PATIENTS: Consecutive patients (n = 112) who required a central venous catheter by either internal jugular vein or subclavian vein at four separate hospitals were assessed using 30-cm catheters. Consecutive patients (n = 50) in a fifth hospital who subsequently required a central venous catheter via the internal jugular vein or subclavian vein route were prospectively randomized to receive a 20-cm central venous catheter with either conventional surface-landmark guidance, or with the right atrial electrocardiography-guided technique.

MAIN OUTCOME MEASURES: a) Occurrence rate of malpositioned central venous catheters. b) Ability of right atrial electrocardiography to aid in the accurate placement of central venous catheters.

RESULTS: a) Using conventional placement techniques with a 30-cm catheter, 53 (47%) of 112 initial central venous catheter placements resulted in location of the catheter tip within the heart. Catheter tips were not repositioned to locations outside the right atrium after this finding was identified on initial post-procedure films. b) Using the right atrial electrocardiography technique to place 20-cm central venous catheters resulted in no catheter tip locations within the heart (0/25) vs. 14 (56%) of 25 (p < .0001) intracardiac placements using conventional techniques. c) The literature suggests that serious mechanical complications of central venous catheterization, although uncommon, are associated with a high mortality rate. Deaths are associated with intracardiac placement.
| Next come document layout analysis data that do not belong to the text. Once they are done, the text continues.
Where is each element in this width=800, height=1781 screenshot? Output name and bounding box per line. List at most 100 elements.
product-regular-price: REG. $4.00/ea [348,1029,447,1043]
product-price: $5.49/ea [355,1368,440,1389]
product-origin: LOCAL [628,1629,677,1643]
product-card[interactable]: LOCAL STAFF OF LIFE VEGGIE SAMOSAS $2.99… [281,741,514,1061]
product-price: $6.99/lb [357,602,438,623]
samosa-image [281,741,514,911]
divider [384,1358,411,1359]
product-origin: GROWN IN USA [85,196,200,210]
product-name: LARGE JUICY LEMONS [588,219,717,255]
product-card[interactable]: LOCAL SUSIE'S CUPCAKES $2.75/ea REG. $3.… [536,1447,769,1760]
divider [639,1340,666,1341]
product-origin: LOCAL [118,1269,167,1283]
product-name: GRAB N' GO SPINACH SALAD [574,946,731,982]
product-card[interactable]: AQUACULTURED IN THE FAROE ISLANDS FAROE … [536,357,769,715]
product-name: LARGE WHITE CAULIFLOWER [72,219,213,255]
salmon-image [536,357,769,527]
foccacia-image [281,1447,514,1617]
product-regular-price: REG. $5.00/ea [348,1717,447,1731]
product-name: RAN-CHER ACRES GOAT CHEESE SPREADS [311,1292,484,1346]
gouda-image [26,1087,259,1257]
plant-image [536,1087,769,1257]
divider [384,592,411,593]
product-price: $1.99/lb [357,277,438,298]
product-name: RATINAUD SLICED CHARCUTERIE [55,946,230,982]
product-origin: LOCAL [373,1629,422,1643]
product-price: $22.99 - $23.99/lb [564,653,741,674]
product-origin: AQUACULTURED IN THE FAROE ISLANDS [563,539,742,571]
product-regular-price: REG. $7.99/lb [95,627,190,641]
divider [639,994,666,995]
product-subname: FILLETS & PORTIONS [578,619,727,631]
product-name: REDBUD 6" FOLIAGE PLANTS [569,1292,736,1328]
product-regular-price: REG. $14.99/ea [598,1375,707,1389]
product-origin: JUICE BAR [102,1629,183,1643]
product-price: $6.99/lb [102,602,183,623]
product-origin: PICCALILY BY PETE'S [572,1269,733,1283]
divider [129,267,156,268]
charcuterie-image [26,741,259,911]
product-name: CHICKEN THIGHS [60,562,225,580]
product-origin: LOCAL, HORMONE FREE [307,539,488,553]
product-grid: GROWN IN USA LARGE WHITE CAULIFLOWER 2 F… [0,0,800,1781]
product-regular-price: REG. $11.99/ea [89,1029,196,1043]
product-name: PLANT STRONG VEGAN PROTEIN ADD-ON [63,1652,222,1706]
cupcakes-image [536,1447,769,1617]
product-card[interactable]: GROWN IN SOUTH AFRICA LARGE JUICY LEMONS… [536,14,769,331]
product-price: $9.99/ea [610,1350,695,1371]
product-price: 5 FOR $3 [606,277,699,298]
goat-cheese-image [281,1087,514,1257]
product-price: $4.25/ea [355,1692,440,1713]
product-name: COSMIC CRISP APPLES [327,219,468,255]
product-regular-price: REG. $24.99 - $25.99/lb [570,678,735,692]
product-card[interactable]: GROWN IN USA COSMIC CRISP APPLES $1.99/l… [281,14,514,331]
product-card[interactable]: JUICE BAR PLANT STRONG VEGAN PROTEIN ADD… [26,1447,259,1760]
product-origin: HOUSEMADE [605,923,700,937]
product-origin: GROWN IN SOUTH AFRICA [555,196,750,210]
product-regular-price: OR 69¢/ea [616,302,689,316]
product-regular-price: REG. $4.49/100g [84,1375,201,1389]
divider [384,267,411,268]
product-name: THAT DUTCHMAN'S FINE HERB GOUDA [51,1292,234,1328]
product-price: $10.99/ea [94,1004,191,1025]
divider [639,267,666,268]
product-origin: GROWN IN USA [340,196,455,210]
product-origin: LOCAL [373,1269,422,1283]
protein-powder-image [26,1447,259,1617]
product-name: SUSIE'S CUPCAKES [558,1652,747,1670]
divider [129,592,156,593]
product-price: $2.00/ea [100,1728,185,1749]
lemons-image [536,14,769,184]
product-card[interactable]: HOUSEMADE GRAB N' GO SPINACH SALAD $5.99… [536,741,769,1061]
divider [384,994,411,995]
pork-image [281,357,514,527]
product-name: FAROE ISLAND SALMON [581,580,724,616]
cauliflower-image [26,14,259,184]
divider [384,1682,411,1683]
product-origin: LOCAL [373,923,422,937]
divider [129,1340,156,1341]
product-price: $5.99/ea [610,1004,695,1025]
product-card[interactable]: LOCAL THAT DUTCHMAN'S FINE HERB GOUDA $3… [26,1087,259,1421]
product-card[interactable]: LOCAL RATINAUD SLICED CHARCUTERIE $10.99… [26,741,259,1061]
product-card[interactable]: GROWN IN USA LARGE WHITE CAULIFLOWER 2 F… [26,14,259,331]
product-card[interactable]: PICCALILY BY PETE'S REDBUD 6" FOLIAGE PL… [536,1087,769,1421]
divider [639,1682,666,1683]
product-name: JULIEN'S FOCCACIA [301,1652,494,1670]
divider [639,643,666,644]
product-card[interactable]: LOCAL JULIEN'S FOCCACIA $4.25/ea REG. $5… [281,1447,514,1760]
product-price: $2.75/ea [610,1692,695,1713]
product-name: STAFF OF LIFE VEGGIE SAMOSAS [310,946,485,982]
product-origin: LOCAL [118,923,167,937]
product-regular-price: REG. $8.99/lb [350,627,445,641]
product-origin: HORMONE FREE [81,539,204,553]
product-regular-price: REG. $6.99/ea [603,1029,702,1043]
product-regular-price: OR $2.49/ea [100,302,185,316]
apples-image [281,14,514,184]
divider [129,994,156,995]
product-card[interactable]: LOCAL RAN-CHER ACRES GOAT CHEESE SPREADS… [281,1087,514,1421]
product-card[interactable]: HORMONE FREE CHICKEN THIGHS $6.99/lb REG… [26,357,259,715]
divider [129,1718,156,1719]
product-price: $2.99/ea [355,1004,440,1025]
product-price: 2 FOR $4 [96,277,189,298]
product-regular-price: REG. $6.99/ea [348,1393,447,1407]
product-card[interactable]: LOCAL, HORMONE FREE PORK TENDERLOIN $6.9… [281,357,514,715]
CONCLUSIONS: a) The FDA guidelines regarding catheter tip location (catheter tip should not be in the right atrium) have not been widely publicized. b) The average safe insertion depth for a central venous catheter from the left or right internal jugular vein or subclavian vein is 16.5 cm for the majority of adult patients; a central venous catheter should not be routinely inserted to a depth of > 20 cm. Catheters longer than this size are rarely needed, and potentially dangerous. Catheter tip location is important to document following central venous catheter insertion. Thirty-centimeter central venous catheters should not be used when accessing the central circulation via internal jugular or subclavian veins. c) Right atrial electrocardiography is a technique that assures initial tip position outside the heart in accordance with FDA guidelines. This technique would virtually eliminate the major risk of death (i.e., cardiac perforation) associated with this procedure. d) Recently available, 15- and 16-cm central venous catheters have significant potential to minimize intracardiac placement of central venous catheters by either the internal jugular or subclavian vein route and may become the standard of care.